An inflexible agenda and a global retreat.
But what if American liberals, while unfortunate in the Electoral College, are luckier than they think in other ways? The fact that populism is flourishing internationally, far from the Electoral College and Fox News, suggests that Trump’s specific faults might actually be propping up American liberalism. If we had a populist president who didn’t alienate so many persuadable voters, who took full advantage of a strong economy, and who had the political cunning displayed by Modi or Benjamin Netanyahu or Viktor Orban, the liberal belief in a hidden left-of-center mandate might be exposed as a fond delusion.
.. The strategic flaw in this reading of the liberal situation is that politics isn’t about casually held opinions on a wide range of topics, but focused prioritization of specifics. As the Democratic data analyst David Shor has noted, you can take a cluster of nine Democratic positions that each poll over 50 percent individually, and find that only 18 percent of Americans agree with all of them. And a single strong, focused disagreement can be enough to turn a voter against liberalism, especially if liberals seem uncompromising on that issue.
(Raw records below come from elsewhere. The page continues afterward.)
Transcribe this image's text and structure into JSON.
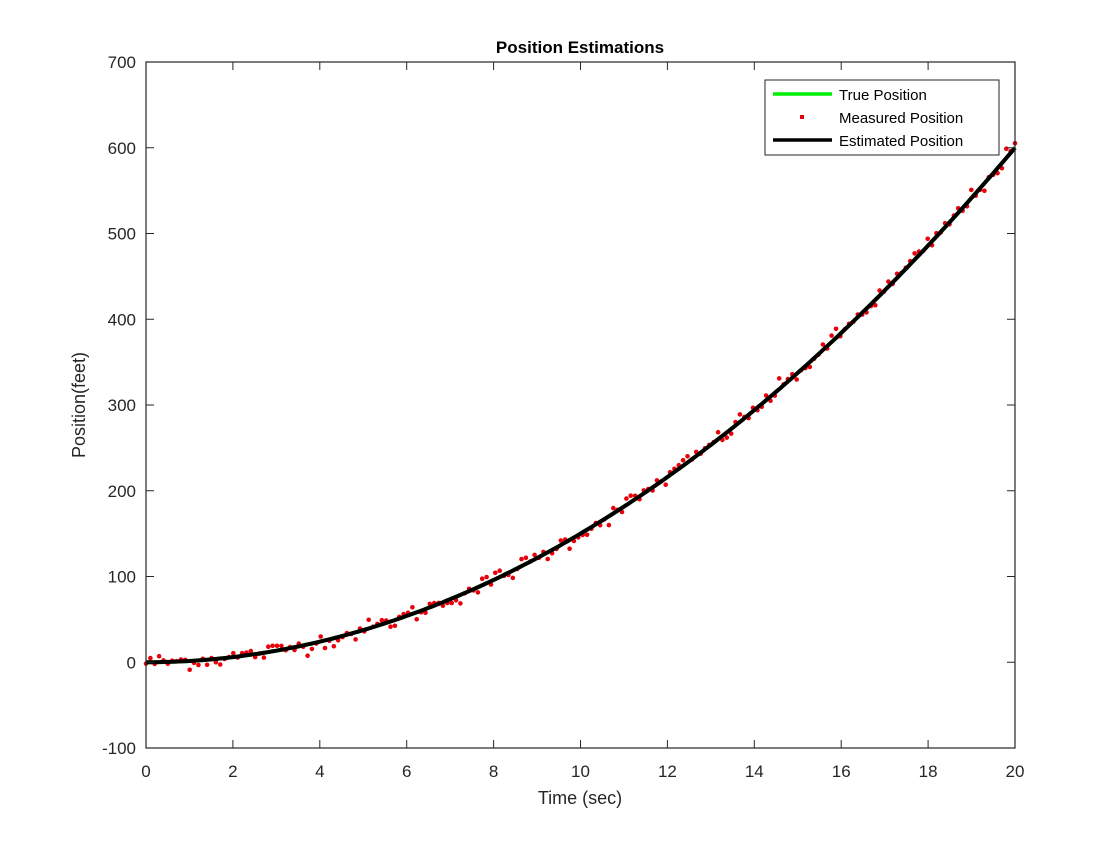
{
  "chart_data": {
    "type": "line",
    "title": "Position Estimations",
    "xlabel": "Time (sec)",
    "ylabel": "Position(feet)",
    "xlim": [
      0,
      20
    ],
    "ylim": [
      -100,
      700
    ],
    "xticks": [
      0,
      2,
      4,
      6,
      8,
      10,
      12,
      14,
      16,
      18,
      20
    ],
    "yticks": [
      -100,
      0,
      100,
      200,
      300,
      400,
      500,
      600,
      700
    ],
    "grid": false,
    "legend_position": "northeast",
    "series": [
      {
        "name": "True Position",
        "style": "line",
        "color": "#00ff00",
        "model": "1.5*t^2",
        "x": [
          0,
          1,
          2,
          3,
          4,
          5,
          6,
          7,
          8,
          9,
          10,
          11,
          12,
          13,
          14,
          15,
          16,
          17,
          18,
          19,
          20
        ],
        "y": [
          0,
          1.5,
          6,
          13.5,
          24,
          37.5,
          54,
          73.5,
          96,
          121.5,
          150,
          181.5,
          216,
          253.5,
          294,
          337.5,
          384,
          433.5,
          486,
          541.5,
          600
        ]
      },
      {
        "name": "Measured Position",
        "style": "markers",
        "color": "#e8000b",
        "samples": 200,
        "noise_sd": 5,
        "x_range": [
          0,
          20
        ]
      },
      {
        "name": "Estimated Position",
        "style": "line",
        "color": "#000000",
        "model": "1.5*t^2",
        "x": [
          0,
          1,
          2,
          3,
          4,
          5,
          6,
          7,
          8,
          9,
          10,
          11,
          12,
          13,
          14,
          15,
          16,
          17,
          18,
          19,
          20
        ],
        "y": [
          0,
          1.5,
          6,
          13.5,
          24,
          37.5,
          54,
          73.5,
          96,
          121.5,
          150,
          181.5,
          216,
          253.5,
          294,
          337.5,
          384,
          433.5,
          486,
          541.5,
          600
        ]
      }
    ]
  },
  "legend": {
    "items": [
      {
        "label": "True Position"
      },
      {
        "label": "Measured Position"
      },
      {
        "label": "Estimated Position"
      }
    ]
  },
  "colors": {
    "true": "#00ee00",
    "measured": "#e8000b",
    "estimated": "#000000",
    "axis": "#262626"
  }
}
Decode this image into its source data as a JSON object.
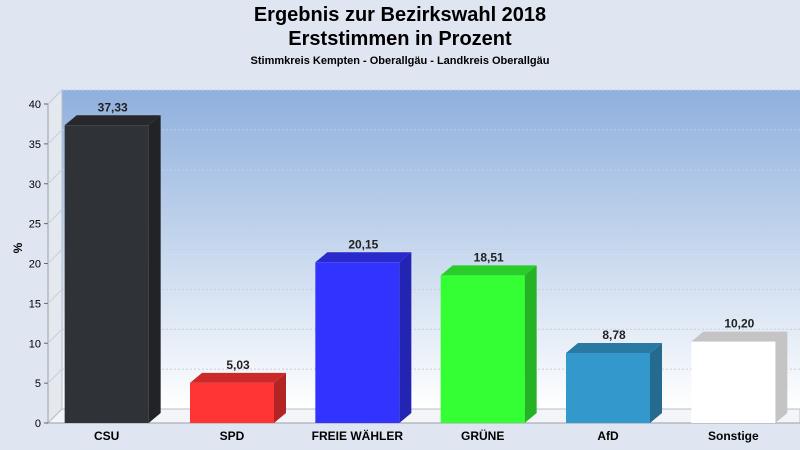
{
  "title": "Ergebnis zur Bezirkswahl 2018",
  "subtitle": "Erststimmen in Prozent",
  "subsubtitle": "Stimmkreis Kempten - Oberallgäu - Landkreis Oberallgäu",
  "chart_data": {
    "type": "bar",
    "categories": [
      "CSU",
      "SPD",
      "FREIE WÄHLER",
      "GRÜNE",
      "AfD",
      "Sonstige"
    ],
    "values": [
      37.33,
      5.03,
      20.15,
      18.51,
      8.78,
      10.2
    ],
    "value_labels": [
      "37,33",
      "5,03",
      "20,15",
      "18,51",
      "8,78",
      "10,20"
    ],
    "colors": [
      "#2f3237",
      "#ff3535",
      "#3333ff",
      "#33ff33",
      "#3399cc",
      "#ffffff"
    ],
    "ylabel": "%",
    "ylim": [
      0,
      40
    ],
    "yticks": [
      0,
      5,
      10,
      15,
      20,
      25,
      30,
      35,
      40
    ],
    "grid": true
  }
}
A pattern of narrow, issue-by-issue resistance is also what you’d expect in an era where the popular culture is more monolithically left-wing than before. That cultural dominance establishes a broad, shallow left-of-center consensus, which then evaporates when people have some personal reason to reject liberalism, or confront the limits of its case.
None of this needs to spell doom for liberals; it just requires them to prioritize and compromise. If you want to put climate change at the center of liberal politics, for instance, then you’ll keep losing voters in the Rust Belt, just as liberal parties have lost similar voters in Europe and Australia. In which case you would need to reassure some other group, be it suburban evangelicals or libertarians, that you’re willing to compromise on the issues that keep them from voting Democratic.
Alternatively, if you want to make crushing religious conservatives your mission, then you need to woo secular populists on guns or immigration, or peel off more of the tax-sensitive upper middle class by not going full socialist.
But the liberal impulse at the moment, Buttigiegian as well as Ocasio-Cortezan, is to insist that liberalism is a seamless garment, an indivisible agenda that need not be compromised on any front. And instead of recognizing populism as a motley coalition united primarily by opposition to liberalism’s rule, liberals want to believe they’re facing a unitary enemy — a revanchist patriarchal white supremacy, infecting every branch and tributary of the right.